My nephew & I spent 9 days in Ireland as first time visitors from June 20-29. We had a B&B self-drive package from AAA that included B&B vouchers for 6 nights & 3 nights at the Davenport Hotel in Dublin. The car was a full-size automatic from Hertz that we picked up at Dublin airport & returned to Hertz City Center. We spent the first night in Cashel, one night in Cork, two nights in Killarney, two nights in Galway before returning to Dublin for 3 nights.

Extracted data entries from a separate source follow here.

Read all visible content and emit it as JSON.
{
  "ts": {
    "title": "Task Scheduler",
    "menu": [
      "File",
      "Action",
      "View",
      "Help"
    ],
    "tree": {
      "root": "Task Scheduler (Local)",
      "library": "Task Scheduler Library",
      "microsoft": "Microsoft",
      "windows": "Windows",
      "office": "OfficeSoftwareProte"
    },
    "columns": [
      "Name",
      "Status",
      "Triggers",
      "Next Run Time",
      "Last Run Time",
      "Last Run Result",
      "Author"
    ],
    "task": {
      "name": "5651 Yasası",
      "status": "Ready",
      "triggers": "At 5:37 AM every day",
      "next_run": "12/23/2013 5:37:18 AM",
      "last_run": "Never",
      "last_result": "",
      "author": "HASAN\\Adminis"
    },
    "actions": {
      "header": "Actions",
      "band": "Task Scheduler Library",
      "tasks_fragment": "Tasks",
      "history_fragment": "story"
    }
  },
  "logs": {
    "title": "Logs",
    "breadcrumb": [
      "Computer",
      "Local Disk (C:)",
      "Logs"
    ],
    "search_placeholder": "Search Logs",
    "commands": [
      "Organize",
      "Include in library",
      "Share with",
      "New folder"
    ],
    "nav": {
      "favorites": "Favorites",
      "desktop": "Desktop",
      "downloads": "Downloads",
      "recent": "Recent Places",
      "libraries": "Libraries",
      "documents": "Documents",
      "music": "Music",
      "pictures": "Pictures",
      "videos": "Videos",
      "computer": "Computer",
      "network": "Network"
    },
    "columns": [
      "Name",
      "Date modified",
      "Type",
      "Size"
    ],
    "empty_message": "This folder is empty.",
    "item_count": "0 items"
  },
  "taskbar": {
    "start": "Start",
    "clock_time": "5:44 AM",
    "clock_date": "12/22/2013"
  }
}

First-driving. The roads are VERY NARROW all over Ireland. The driver (me) spends most of the time making sure to avoid on-coming traffic on the right and little time seeing the scenery. I found it very stressful driving on the left in a right-hand drive car (roundabouts, anyone?). I hit a curb on the left side the first day in Cashel and blew the front tire. €100 to replace plus €50 service call. Not off to the best of starts! No other real incidents after that but driving still an adventure. Advantage-stop as you please & go when you want. Tips-had "Super CDW" from Hertz but it did not include windows, tires & mirrors. Paid €4/day extra & glad I did! Hertz City Center return is actually off the M-50 on the west side of the city so did not really have to drive far into Dublin. No hassle on tire insurance from Hertz-cost deducted on final bill and got ride to hotel. Rent a diesel; fuel costs for diesel much less than regular petro. RS is right; tour buses have the right of way. If you have to back up, you have to back up to pull over to let buses pass.
Highlights (lots of)-even though it was the end of June, tourist traffic was a lot less than I expected. No jams on the Ring of Kerry & the Dingle Penninsula. The most tourist buses I saw were to and from Galway to the Cliffs of Moher but still no a big problem. No rain the whole time; some clouds on the Cliffs day. Rick doesn't seem to like Cork much but that is my family's origin and we found a quay (pronounced "key") on the Lee with our family name. Also, the single best meal I had in Ireland was at Market Lane (5&6 Oliver Plunkett St.) in Cork. Killarney doesn't seem to get a lot of respect from Rick but it makes a great staging point for both the Ring of Kerry & the Dingle Penninsula. A recommended B&B is Windway House (New Road, Killarney) run by Frank Nolan who has 40 years in the hospitality service (take his "morning prayers"!). Quiet but only a five minute walk to the city center. Killarney also has a wonderful Tourist Information center that will make you reservations to anywhere in Ireland you want to go.
I am a city boy at heart and I loved Galway. The Kiltevna House B&B (24 Grattan Park, Salthill) is an easy walk to the water and following the water around will lead you to the bridge to the city center. In any of the seafood restaurants we ate in, the fish tasted fresh caught and the cod fish & chips had the biggest fillets of cod I have ever seen. Driving through the Burren was so barren I had to wonder who exactly lived out here. By the time we got to Dublin, I was happy to be rid of the car and we used the 2 day Hop On-Hop Off bus pass to see the city and its sights. I thought the Davenport Hotel was a fine hotel (despite some bad reviews) in a good location next to Trinity College and within walking distance of the Grafton shopping street and Temple Bar. I could not believe how many people filled the streets with their drinks outside the bars & cafes after work & on weekends (try that in the States!). No need to repeat what everyone says about the friendliness of the Irish; it's all true!
One final note: we were there when the six Irish students were killed in the balcony collapse in California. The whole country went into mourning ; continuous news and TV coverage through the funerals. It resembled our 9/11.